In the Age of AI, even quadrupling a $1 billion fund in two years may be less lucrative and compelling than being in the game itself.

This phenomenon reflects several key dynamics:

The Scale of AI Opportunity

The potential rewards from being directly involved in building transformative AI systems may dwarf even exceptional venture capital returns. When companies like OpenAI, Anthropic, and others are potentially worth hundreds of billions of dollars or even $1 trillion or more, the upside of being an operator rather than just an investor becomes mathematically compelling.

Access vs. Returns

Traditional venture capital success is measured in multiples and IRR, but the AI revolution offers something potentially more valuable: direct access to and influence over the technologies that will reshape civilization.
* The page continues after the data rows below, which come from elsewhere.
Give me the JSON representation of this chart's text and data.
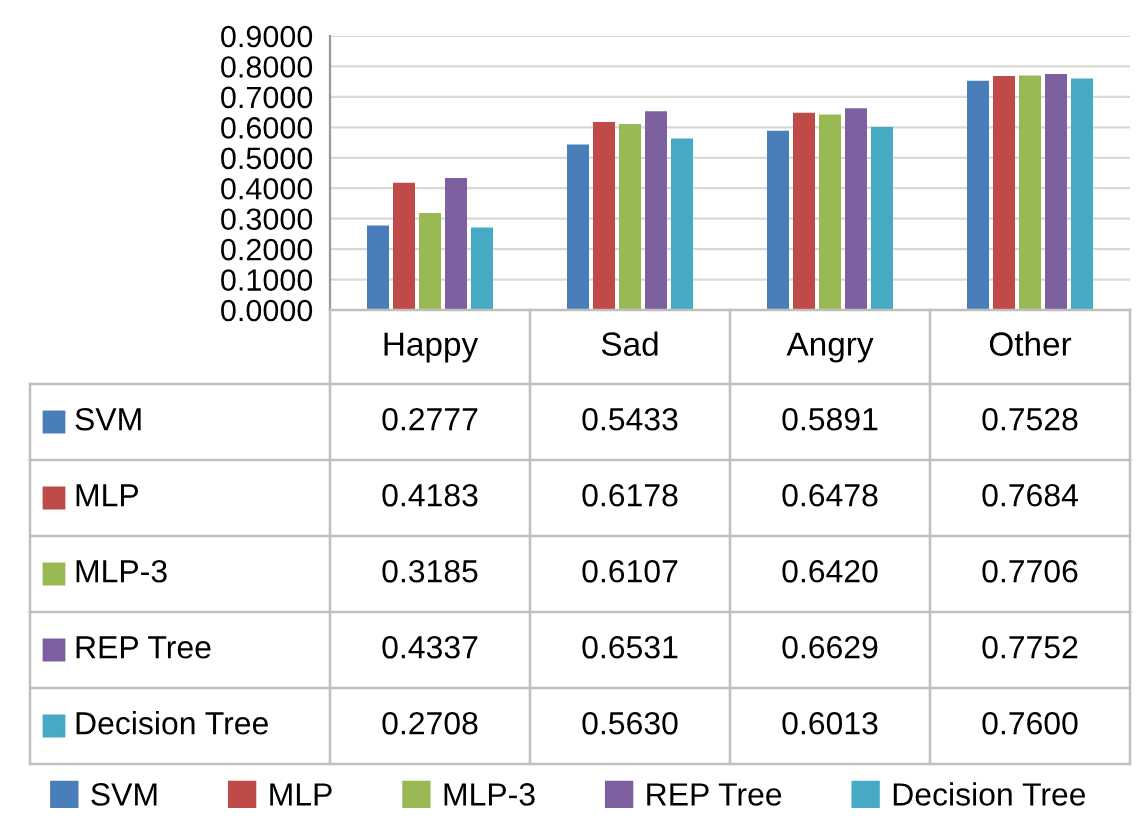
{
  "chart_data": {
    "type": "bar",
    "categories": [
      "Happy",
      "Sad",
      "Angry",
      "Other"
    ],
    "series": [
      {
        "name": "SVM",
        "color": "#4a7ebb",
        "values": [
          0.2777,
          0.5433,
          0.5891,
          0.7528
        ],
        "value_labels": [
          "0.2777",
          "0.5433",
          "0.5891",
          "0.7528"
        ]
      },
      {
        "name": "MLP",
        "color": "#be4b48",
        "values": [
          0.4183,
          0.6178,
          0.6478,
          0.7684
        ],
        "value_labels": [
          "0.4183",
          "0.6178",
          "0.6478",
          "0.7684"
        ]
      },
      {
        "name": "MLP-3",
        "color": "#98b954",
        "values": [
          0.3185,
          0.6107,
          0.642,
          0.7706
        ],
        "value_labels": [
          "0.3185",
          "0.6107",
          "0.6420",
          "0.7706"
        ]
      },
      {
        "name": "REP Tree",
        "color": "#7d60a0",
        "values": [
          0.4337,
          0.6531,
          0.6629,
          0.7752
        ],
        "value_labels": [
          "0.4337",
          "0.6531",
          "0.6629",
          "0.7752"
        ]
      },
      {
        "name": "Decision Tree",
        "color": "#46aac5",
        "values": [
          0.2708,
          0.563,
          0.6013,
          0.76
        ],
        "value_labels": [
          "0.2708",
          "0.5630",
          "0.6013",
          "0.7600"
        ]
      }
    ],
    "ylim": [
      0,
      0.9
    ],
    "yticks": [
      {
        "value": 0,
        "label": "0.0000"
      },
      {
        "value": 0.1,
        "label": "0.1000"
      },
      {
        "value": 0.2,
        "label": "0.2000"
      },
      {
        "value": 0.3,
        "label": "0.3000"
      },
      {
        "value": 0.4,
        "label": "0.4000"
      },
      {
        "value": 0.5,
        "label": "0.5000"
      },
      {
        "value": 0.6,
        "label": "0.6000"
      },
      {
        "value": 0.7,
        "label": "0.7000"
      },
      {
        "value": 0.8,
        "label": "0.8000"
      },
      {
        "value": 0.9,
        "label": "0.9000"
      }
    ],
    "grid": "y",
    "legend": "bottom"
  }
}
For investors who have already proven they can generate returns, the opportunity to shape the future may be more attractive than optimizing for the next fund’s performance.

The Acceleration Imperative

The pace of AI development has created a unique moment where being on the sidelines—even as a successful investor—may feel like missing the most important technological transition of our lifetimes. The window for influencing the direction of AI development is narrow, and the stakes are existential.

Network Effects in the AI Ecosystem

Both Y Combinator and Meta represent nexus points in the AI ecosystem. Y Combinator touches hundreds of AI startups in their earliest stages, while Meta has the resources and user base to deploy AI innovations at unprecedented scale. For investors like Tan, Friedman, and Gross, these platforms offer leverage that individual fund management cannot match.

The NFDG story thus becomes more than just a venture capital success story—it’s a signal about where the smartest money and talent believe the real action will be in the coming decade. When the potential for direct impact in AI development outweighs even extraordinary financial returns, we may be witnessing a fundamental shift in how Silicon Valley’s top performers allocate their careers.


The venture capital landscape continues to evolve rapidly, and NFDG’s story represents just one example of how traditional fund structures and investment approaches are adapting to the realities of the AI age. As the most significant technological transition since the internet unfolds, we can expect to see more top-tier investors trading exceptional returns for the opportunity to be operators in the AI revolution itself.